All About Audience

I have not posted a blog for three months, but I have presented my research to five different audiences in that time. It’s been busy – and instructive.

My first audience included colleagues from various departments and disciplines across the University at an event to share research on ‘Behaviour and the Environment’. I focused first on my previous project, Park and Charge Oxfordshire, and results from a Stated Choice experiment on parking and charging preferences and the behavioural questions of EV adoption. I concluded with a short summary of my current research project, ITEM: Inclusive Transition to Electric Mobility, which partially questions the behavioural choice perspective on the transition.

My second audience were part-time students on a continuing education Masters. As the seminar was due to last 90 minutes, I started preparing those slides first, so I’d have plenty of material from which to develop my other presentations. I was still updating them the day before, adding extra slides in case I needed them to fill the time. I agreed to answer questions as I went along, and barely got through all the material I had originally included, never mind the extra.

My third audience was our research participants: policymakers and stakeholders, many of whom I’d interviewed as part of the research data collected to analyse the policy perspective. The presentation parts of the workshop had to be quick, to give plenty of time for moderate structured discussions that still felt almost too short.

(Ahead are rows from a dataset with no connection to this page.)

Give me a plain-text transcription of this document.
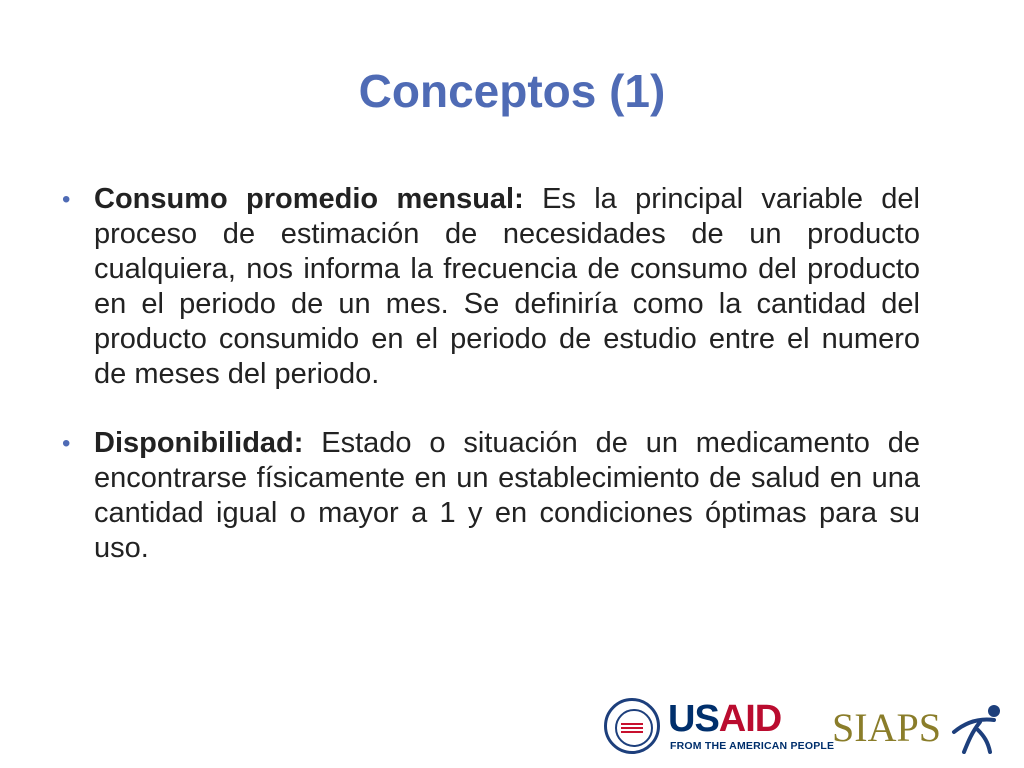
Conceptos (1)
• Consumo promedio mensual: Es la principal variable del proceso de estimación de necesidades de un producto cualquiera, nos informa la frecuencia de consumo del producto en el periodo de un mes. Se definiría como la cantidad del producto consumido en el periodo de estudio entre el numero de meses del periodo.
• Disponibilidad: Estado o situación de un medicamento de encontrarse físicamente en un establecimiento de salud en una cantidad igual o mayor a 1 y en condiciones óptimas para su uso.
USAID
FROM THE AMERICAN PEOPLE
SIAPS
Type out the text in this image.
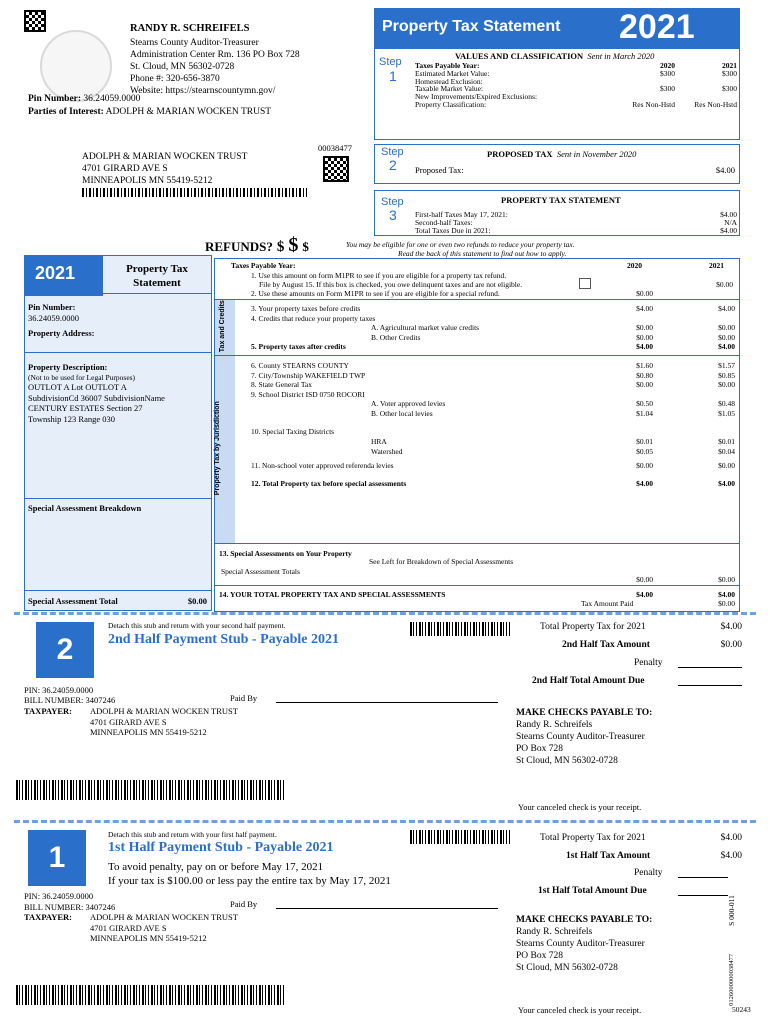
RANDY R. SCHREIFELS
Stearns County Auditor-Treasurer
Administration Center Rm. 136 PO Box 728
St. Cloud, MN 56302-0728
Phone #: 320-656-3870
Website: https://stearnscountymn.gov/
Pin Number: 36.24059.0000
Parties of Interest: ADOLPH & MARIAN WOCKEN TRUST
Property Tax Statement 2021
Step
1
VALUES AND CLASSIFICATION Sent in March 2020
Taxes Payable Year:	2020	2021
Estimated Market Value:	$300	$300
Homestead Exclusion:
Taxable Market Value:	$300	$300
New Improvements/Expired Exclusions:
Property Classification:	Res Non-Hstd	Res Non-Hstd
00038477
ADOLPH & MARIAN WOCKEN TRUST
4701 GIRARD AVE S
MINNEAPOLIS MN 55419-5212
Step
2
PROPOSED TAX Sent in November 2020
Proposed Tax:	$4.00
Step
3
PROPERTY TAX STATEMENT
First-half Taxes May 17, 2021:	$4.00
Second-half Taxes:	N/A
Total Taxes Due in 2021:	$4.00
REFUNDS? $ $ $	You may be eligible for one or even two refunds to reduce your property tax.
Read the back of this statement to find out how to apply.
2021	Property Tax
Statement
Pin Number:
36.24059.0000
Property Address:
Property Description:
(Not to be used for Legal Purposes)
OUTLOT A Lot OUTLOT A
SubdivisionCd 36007 SubdivisionName
CENTURY ESTATES Section 27
Township 123 Range 030
Special Assessment Breakdown
Special Assessment Total	$0.00
Taxes Payable Year:	2020	2021
1. Use this amount on form M1PR to see if you are eligible for a property tax refund.
File by August 15. If this box is checked, you owe delinquent taxes and are not eligible.	$0.00
2. Use these amounts on Form M1PR to see if you are eligible for a special refund.	$0.00
Tax and Credits	3. Your property taxes before credits	$4.00	$4.00
4. Credits that reduce your property taxes
A. Agricultural market value credits	$0.00	$0.00
B. Other Credits	$0.00	$0.00
5. Property taxes after credits	$4.00	$4.00
Property Tax by Jurisdiction
6. County STEARNS COUNTY	$1.60	$1.57
7. City/Township WAKEFIELD TWP	$0.80	$0.85
8. State General Tax	$0.00	$0.00
9. School District ISD 0750 ROCORI
A. Voter approved levies	$0.50	$0.48
B. Other local levies	$1.04	$1.05
10. Special Taxing Districts
HRA	$0.01	$0.01
Watershed	$0.05	$0.04
11. Non-school voter approved referenda levies	$0.00	$0.00
12. Total Property tax before special assessments	$4.00	$4.00
13. Special Assessments on Your Property
See Left for Breakdown of Special Assessments
Special Assessment Totals
$0.00	$0.00
14. YOUR TOTAL PROPERTY TAX AND SPECIAL ASSESSMENTS	$4.00	$4.00
Tax Amount Paid	$0.00
2
Detach this stub and return with your second half payment.
2nd Half Payment Stub - Payable 2021
Total Property Tax for 2021	$4.00
2nd Half Tax Amount	$0.00
Penalty
2nd Half Total Amount Due
PIN: 36.24059.0000
BILL NUMBER: 3407246	Paid By
TAXPAYER: ADOLPH & MARIAN WOCKEN TRUST
4701 GIRARD AVE S
MINNEAPOLIS MN 55419-5212
MAKE CHECKS PAYABLE TO:
Randy R. Schreifels
Stearns County Auditor-Treasurer
PO Box 728
St Cloud, MN 56302-0728
Your canceled check is your receipt.
1
Detach this stub and return with your first half payment.
1st Half Payment Stub - Payable 2021
To avoid penalty, pay on or before May 17, 2021
If your tax is $100.00 or less pay the entire tax by May 17, 2021
Total Property Tax for 2021	$4.00
1st Half Tax Amount	$4.00
Penalty
1st Half Total Amount Due
PIN: 36.24059.0000
BILL NUMBER: 3407246	Paid By
TAXPAYER: ADOLPH & MARIAN WOCKEN TRUST
4701 GIRARD AVE S
MINNEAPOLIS MN 55419-5212
MAKE CHECKS PAYABLE TO:
Randy R. Schreifels
Stearns County Auditor-Treasurer
PO Box 728
St Cloud, MN 56302-0728
Your canceled check is your receipt.	50243
S 000-011
0126000000038477
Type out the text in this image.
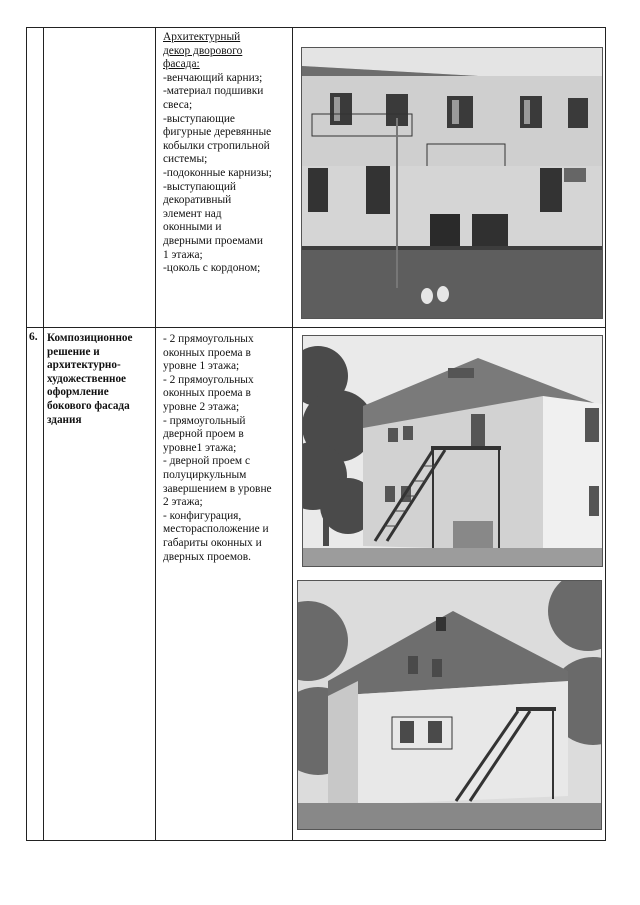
Архитектурный
декор дворового
фасада:
-венчающий карниз;
-материал подшивки
свеса;
-выступающие
фигурные деревянные
кобылки стропильной
системы;
-подоконные карнизы;
-выступающий
декоративный
элемент над
оконными и
дверными проемами
1 этажа;
-цоколь с кордоном;
6. Композиционное
решение и
архитектурно-
художественное
оформление
бокового фасада
здания
- 2 прямоугольных
оконных проема в
уровне 1 этажа;
- 2 прямоугольных
оконных проема в
уровне 2 этажа;
- прямоугольный
дверной проем в
уровне1 этажа;
- дверной проем с
полуциркульным
завершением в уровне
2 этажа;
- конфигурация,
месторасположение и
габариты оконных и
дверных проемов.
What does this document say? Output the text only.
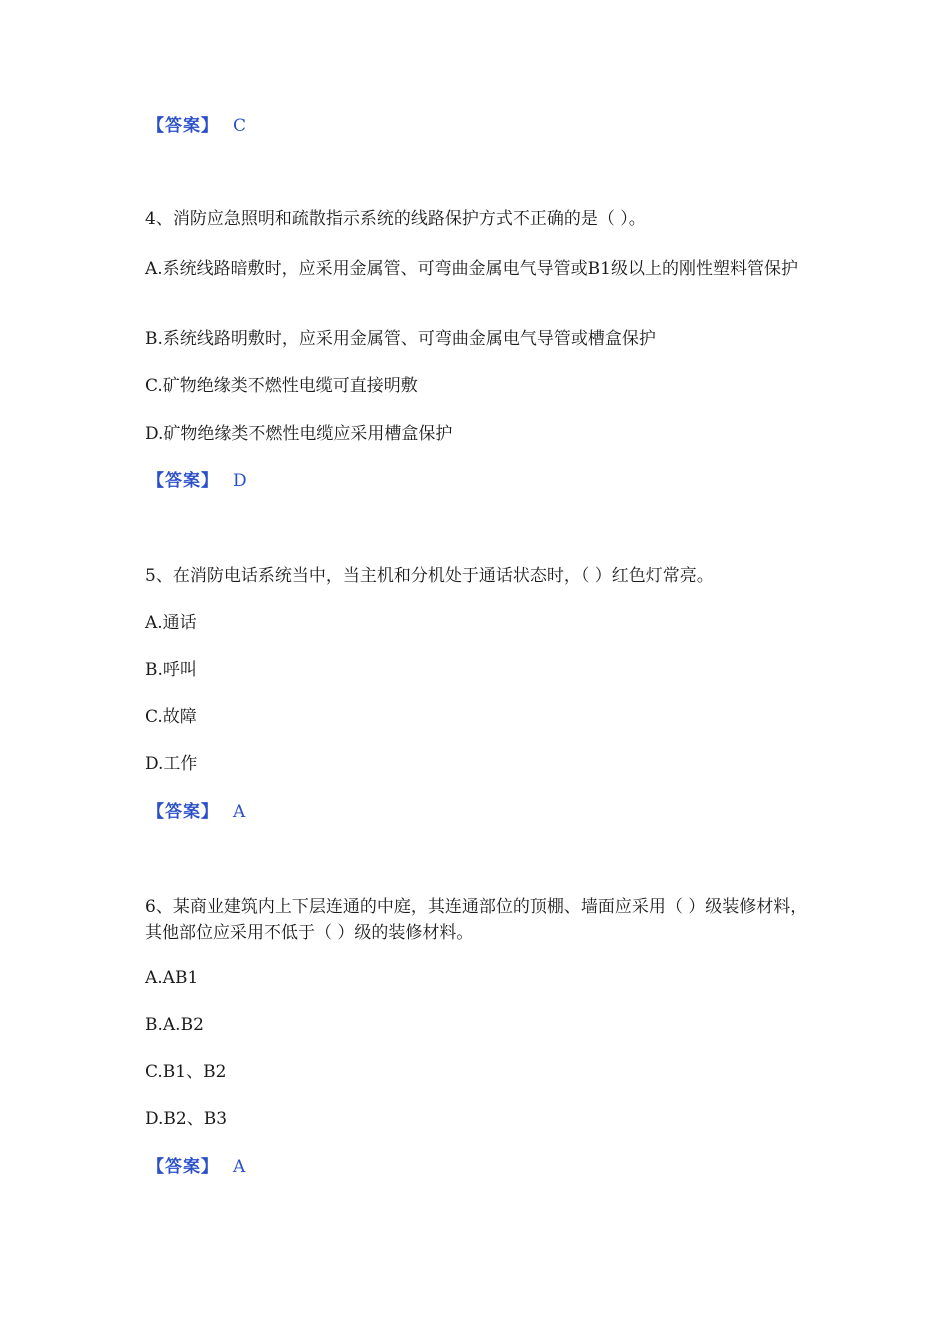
【答案】 C
4、消防应急照明和疏散指示系统的线路保护方式不正确的是（ ）。
A.系统线路暗敷时，应采用金属管、可弯曲金属电气导管或B1级以上的刚性塑料管保护
B.系统线路明敷时，应采用金属管、可弯曲金属电气导管或槽盒保护
C.矿物绝缘类不燃性电缆可直接明敷
D.矿物绝缘类不燃性电缆应采用槽盒保护
【答案】 D
5、在消防电话系统当中，当主机和分机处于通话状态时，（ ）红色灯常亮。
A.通话
B.呼叫
C.故障
D.工作
【答案】 A
6、某商业建筑内上下层连通的中庭，其连通部位的顶棚、墙面应采用（ ）级装修材料，其他部位应采用不低于（ ）级的装修材料。
A.AB1
B.A.B2
C.B1、B2
D.B2、B3
【答案】 A
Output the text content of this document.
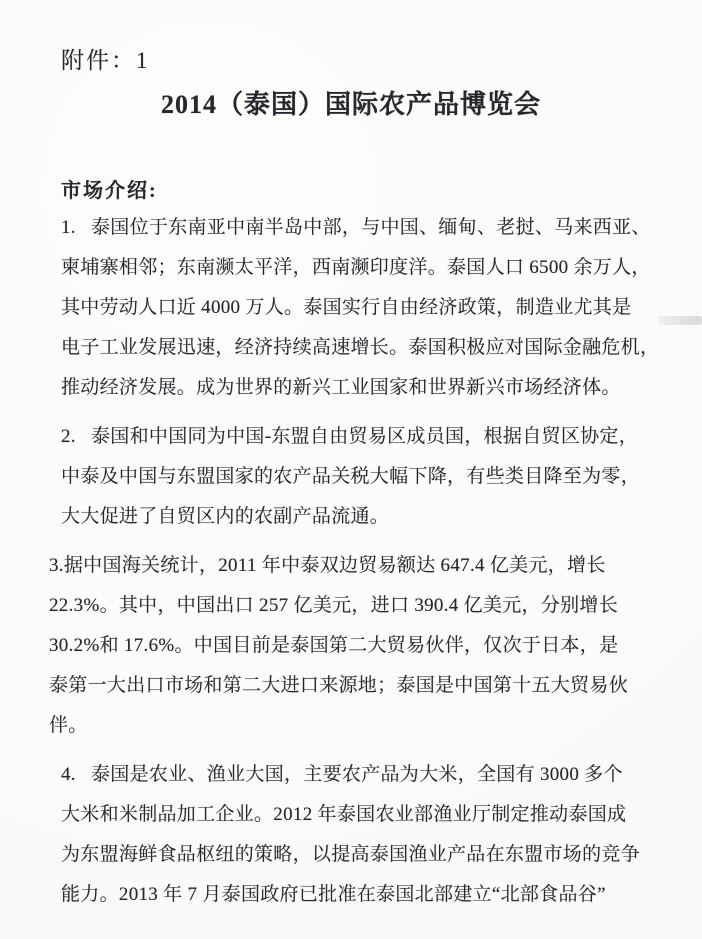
附件：1
2014（泰国）国际农产品博览会
市场介绍:
1.   泰国位于东南亚中南半岛中部，与中国、缅甸、老挝、马来西亚、
柬埔寨相邻；东南濒太平洋，西南濒印度洋。泰国人口 6500 余万人，
其中劳动人口近 4000 万人。泰国实行自由经济政策，制造业尤其是
电子工业发展迅速，经济持续高速增长。泰国积极应对国际金融危机，
推动经济发展。成为世界的新兴工业国家和世界新兴市场经济体。
2.   泰国和中国同为中国-东盟自由贸易区成员国，根据自贸区协定，
中泰及中国与东盟国家的农产品关税大幅下降，有些类目降至为零，
大大促进了自贸区内的农副产品流通。
3.据中国海关统计，2011 年中泰双边贸易额达 647.4 亿美元，增长
22.3%。其中，中国出口 257 亿美元，进口 390.4 亿美元，分别增长
30.2%和 17.6%。中国目前是泰国第二大贸易伙伴，仅次于日本，是
泰第一大出口市场和第二大进口来源地；泰国是中国第十五大贸易伙
伴。
4.   泰国是农业、渔业大国，主要农产品为大米，全国有 3000 多个
大米和米制品加工企业。2012 年泰国农业部渔业厅制定推动泰国成
为东盟海鲜食品枢纽的策略，以提高泰国渔业产品在东盟市场的竞争
能力。2013 年 7 月泰国政府已批准在泰国北部建立“北部食品谷”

My fourth audience was at a professional conference attended mainly by transport practitioners from the public and private sector. I wrote a conference paper, which I knew said all I wanted it to. That was to be circulated after the event, but on the day itself, I spoke at 5:30pm in one of five parallel sessions. The last presenter in the last session of a long day. We were all a bit tired!

My fifth and final audience was at an academic conference, where I presented at the end of the first session, 10am, on the last day. With all the previous presentations under my belt, I was no longer making last minute changes to my slides, I kept to time and received useful feedback for the comparative academic paper I am currently drafting on the policy perspective.

All these presentations took a lot of work, as there are not as many economies of scale as you might think in presenting the same work multiple times, if you are doing so for diverse audiences in a variety of formats. The process was, however, instructive and gave me new insights into both how to present my work and the work itself.

For example, the internal academic audience taught me the value of making connections between past and future work.

The teaching taught me to always build in a wide range of audience participation time if you are planning on taking questions as you go along. You never know how engaged your audience will be or which material will draw comment.

At the workshop, my presentation wasn’t as important as the distillation of some of the findings into statements and activities to facilitate discussion. The research participants gave us insights not only into our analysis of the electric mobility transition in Bristol, but also into wider issues and interactions with other places and other research.

Session assignment at a conference is not within a presenter’s control, but once the programme is announced, it is important to think not only about who you are presenting to, but also when. Nobody is likely to be full of energy and enthusiasm in the late afternoon, so I should probably have aimed for less, but more catchy content.

Finally, I found that a little bit of academic theory, if explained briefly and simply, enhanced the more practical points in my presentation. That’s academic expertise at its best, and could well have done the same for some of my presentations to non-academic audiences!